The taz has a report on the radical left group KOMITEE. Three guys who tried to bomb an immigration removal jail. This jail was not yet opened. Their intention was to stop it from going into service. All of this happened in the nineties.
They've been on the German most wanted list for 20 years. All three hid in South America, most recently requesting refugee status in Venezuela, where they now live. The report tells the story of a lot of personal hardship on their side as well as on the side of their families.
After 20 years, the prosecutor still refuses to drop the charges, arguing that the statute of limitations does not apply, since the three men formed a terrorist group and prepared to commit a felony. The report features pictures of the guys, who are now in their mid-fifties, clad in T-shirts by the band Irie Revoltes.
MotherJones has a longer read comparing the German and the U.S. coal industries. Or rather: painting a picture of the last remaining hard-coal mine in Germany. The Ruhr valley, the former industrial heartland of Germany, isn't that bad off, compared to its twin in Appalachia.
There's a lot of innovation going on in cities like Bottrop, that turned around and made a name for themselves by investing in renewable energy.
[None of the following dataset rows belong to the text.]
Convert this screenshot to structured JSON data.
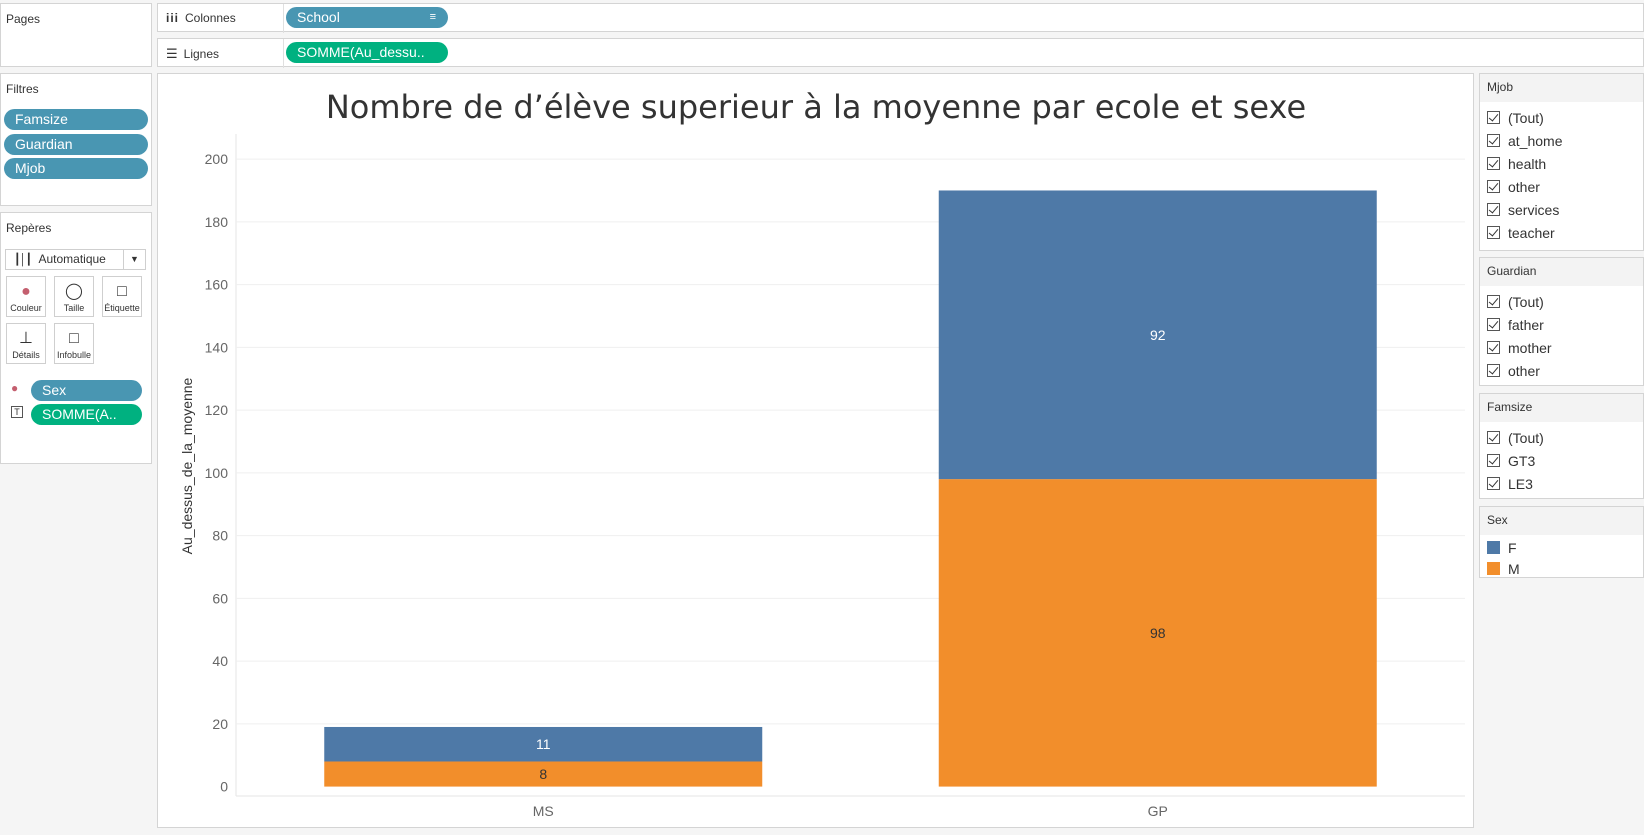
{
  "shelves": {
    "pages_title": "Pages",
    "columns_label": "Colonnes",
    "columns_pill": "School",
    "rows_label": "Lignes",
    "rows_pill": "SOMME(Au_dessu.."
  },
  "filters": {
    "title": "Filtres",
    "items": [
      "Famsize",
      "Guardian",
      "Mjob"
    ]
  },
  "marks": {
    "title": "Repères",
    "mark_type": "Automatique",
    "buttons": [
      "Couleur",
      "Taille",
      "Étiquette",
      "Détails",
      "Infobulle"
    ],
    "color_pill": "Sex",
    "label_pill": "SOMME(A.."
  },
  "right_cards": {
    "mjob": {
      "title": "Mjob",
      "items": [
        "(Tout)",
        "at_home",
        "health",
        "other",
        "services",
        "teacher"
      ]
    },
    "guardian": {
      "title": "Guardian",
      "items": [
        "(Tout)",
        "father",
        "mother",
        "other"
      ]
    },
    "famsize": {
      "title": "Famsize",
      "items": [
        "(Tout)",
        "GT3",
        "LE3"
      ]
    },
    "sex": {
      "title": "Sex",
      "items": [
        {
          "label": "F",
          "color": "#4e79a7"
        },
        {
          "label": "M",
          "color": "#f28e2b"
        }
      ]
    }
  },
  "chart_data": {
    "type": "bar",
    "stacked": true,
    "title": "Nombre de d’élève superieur à la moyenne par ecole et sexe",
    "ylabel": "Au_dessus_de_la_moyenne",
    "xlabel": "",
    "categories": [
      "MS",
      "GP"
    ],
    "series": [
      {
        "name": "M",
        "color": "#f28e2b",
        "values": [
          8,
          98
        ]
      },
      {
        "name": "F",
        "color": "#4e79a7",
        "values": [
          11,
          92
        ]
      }
    ],
    "ylim": [
      0,
      200
    ],
    "yticks": [
      0,
      20,
      40,
      60,
      80,
      100,
      120,
      140,
      160,
      180,
      200
    ],
    "grid": true
  }
}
There's no delusion about the return of coal in Germany.
The taz reports that the police is trying to prove that there was large scale preparation for the G20 protests in Hamburg, that included depositing material like pyrotechnics and black clothes in hidden places. According to them it was all set up in advance and coordinated by the Hamburg left.
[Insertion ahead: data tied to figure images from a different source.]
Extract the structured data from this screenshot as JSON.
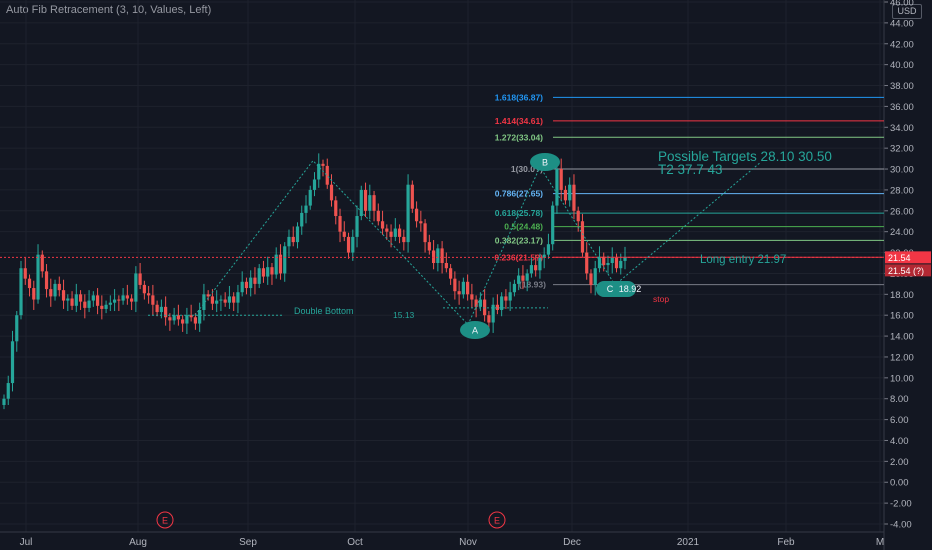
{
  "header": {
    "indicator": "Auto Fib Retracement (3, 10, Values, Left)",
    "currency": "USD"
  },
  "price_tags": {
    "last": "21.54",
    "prev": "21.54 (?)"
  },
  "colors": {
    "bg": "#131722",
    "up": "#26a69a",
    "down": "#ef5350",
    "axis": "#b2b5be"
  },
  "chart_data": {
    "type": "candlestick",
    "xlabel": "",
    "ylabel": "",
    "ylim": [
      -4,
      46
    ],
    "y_ticks": [
      -4,
      -2,
      0,
      2,
      4,
      6,
      8,
      10,
      12,
      14,
      16,
      18,
      20,
      22,
      24,
      26,
      28,
      30,
      32,
      34,
      36,
      38,
      40,
      42,
      44,
      46
    ],
    "y_tick_labels": [
      "-4.00",
      "-2.00",
      "0.00",
      "2.00",
      "4.00",
      "6.00",
      "8.00",
      "10.00",
      "12.00",
      "14.00",
      "16.00",
      "18.00",
      "20.00",
      "22.00",
      "24.00",
      "26.00",
      "28.00",
      "30.00",
      "32.00",
      "34.00",
      "36.00",
      "38.00",
      "40.00",
      "42.00",
      "44.00",
      "46.00"
    ],
    "x_labels": [
      "Jul",
      "Aug",
      "Sep",
      "Oct",
      "Nov",
      "Dec",
      "2021",
      "Feb",
      "M"
    ],
    "earnings_markers": [
      "E",
      "E"
    ],
    "ohlc_close": [
      8.0,
      9.5,
      13.5,
      16.0,
      20.5,
      19.5,
      18.6,
      17.5,
      21.8,
      20.2,
      18.5,
      17.8,
      19.0,
      18.4,
      17.4,
      17.6,
      16.9,
      18.0,
      17.3,
      16.7,
      17.4,
      17.9,
      16.9,
      16.6,
      17.0,
      17.2,
      17.5,
      17.4,
      17.9,
      17.6,
      17.3,
      20.0,
      18.9,
      18.1,
      17.9,
      17.0,
      16.3,
      16.8,
      15.8,
      15.5,
      16.0,
      15.6,
      15.2,
      16.0,
      15.8,
      15.2,
      16.5,
      18.0,
      17.8,
      17.1,
      17.4,
      17.5,
      17.2,
      17.8,
      17.2,
      18.2,
      19.2,
      18.6,
      19.6,
      19.0,
      20.5,
      19.7,
      20.6,
      19.9,
      21.8,
      20.0,
      22.6,
      23.5,
      23.0,
      24.5,
      25.8,
      26.5,
      28.0,
      29.0,
      30.5,
      30.3,
      28.5,
      27.0,
      25.5,
      24.0,
      23.5,
      22.0,
      23.5,
      25.5,
      28.0,
      26.0,
      27.5,
      26.0,
      25.0,
      24.3,
      24.0,
      23.5,
      24.3,
      23.5,
      23.0,
      28.5,
      26.2,
      25.0,
      24.8,
      23.0,
      22.2,
      21.0,
      22.4,
      21.0,
      20.5,
      19.5,
      18.3,
      18.0,
      19.2,
      18.0,
      17.5,
      16.8,
      17.5,
      16.0,
      15.3,
      17.0,
      16.5,
      17.8,
      17.4,
      18.2,
      19.0,
      19.8,
      19.3,
      20.0,
      20.8,
      20.3,
      21.5,
      21.8,
      22.8,
      26.5,
      30.0,
      28.0,
      27.0,
      28.5,
      26.0,
      25.0,
      22.0,
      20.0,
      18.9,
      20.5,
      21.6,
      20.8,
      21.0,
      21.5,
      20.5,
      21.2,
      21.54
    ],
    "annotations": {
      "fib_levels": [
        {
          "label": "1.618(36.87)",
          "value": 36.87,
          "color": "#2196f3"
        },
        {
          "label": "1.414(34.61)",
          "value": 34.61,
          "color": "#f23645"
        },
        {
          "label": "1.272(33.04)",
          "value": 33.04,
          "color": "#81c784"
        },
        {
          "label": "1(30.0?)",
          "value": 30.0,
          "color": "#9598a1"
        },
        {
          "label": "0.786(27.65)",
          "value": 27.65,
          "color": "#64b5f6"
        },
        {
          "label": "0.618(25.78)",
          "value": 25.78,
          "color": "#26a69a"
        },
        {
          "label": "0.5(24.48)",
          "value": 24.48,
          "color": "#4caf50"
        },
        {
          "label": "0.382(23.17)",
          "value": 23.17,
          "color": "#81c784"
        },
        {
          "label": "0.236(21.5?)",
          "value": 21.55,
          "color": "#f23645"
        },
        {
          "label": "(18.93)",
          "value": 18.93,
          "color": "#787b86"
        }
      ],
      "points": {
        "A": "A",
        "B": "B",
        "C": "C"
      },
      "c_value": "18.92",
      "texts": {
        "double_bottom": "Double Bottom",
        "low_value": "15.13",
        "targets_line1": "Possible Targets  28.10  30.50",
        "targets_line2": "T2 37.7     43",
        "long_entry": "Long entry 21.97",
        "stop": "stop"
      }
    }
  }
}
Meanwhile Trump got his way at the Supreme Court, the immigration stop for 6 Muslim countries will no longer be delayed. This does not mean it's legal, the court just ruled that the provisions cannot be delayed by the lower courts.
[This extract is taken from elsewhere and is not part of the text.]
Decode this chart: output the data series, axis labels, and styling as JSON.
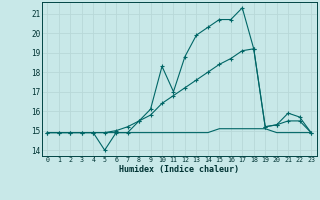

Brexit talks have become very convoluted. When an agreement between London and Brussels had already been found, the DUP of Northern Ireland called Theresa May during a meeting with commission president Juncker, to tell her that they won't agree to anything that gave special status to Northern Ireland. The Irish government labeled this as a collapse of talks to this date. Scottish First Minister Sturgeon had already proposed to find a similar solution for Scotland and mayor Khan had asked for a similar solution for London.
Time is of the essence in the current talks. On December 15 the EU wants to sign the preliminary agreements concerning Brexit. If 27 member states have to find a consensus and sign this paper, there is hardly any time left to complete the preliminary talks and send the paper to the members.
The DUP can sabotage any talks, because they're in power in Norther Ireland and also tolerate Mays government in the UK parliament. Without the DUP there will be no solution to the question of the future borders between Ireland and Northern Ireland.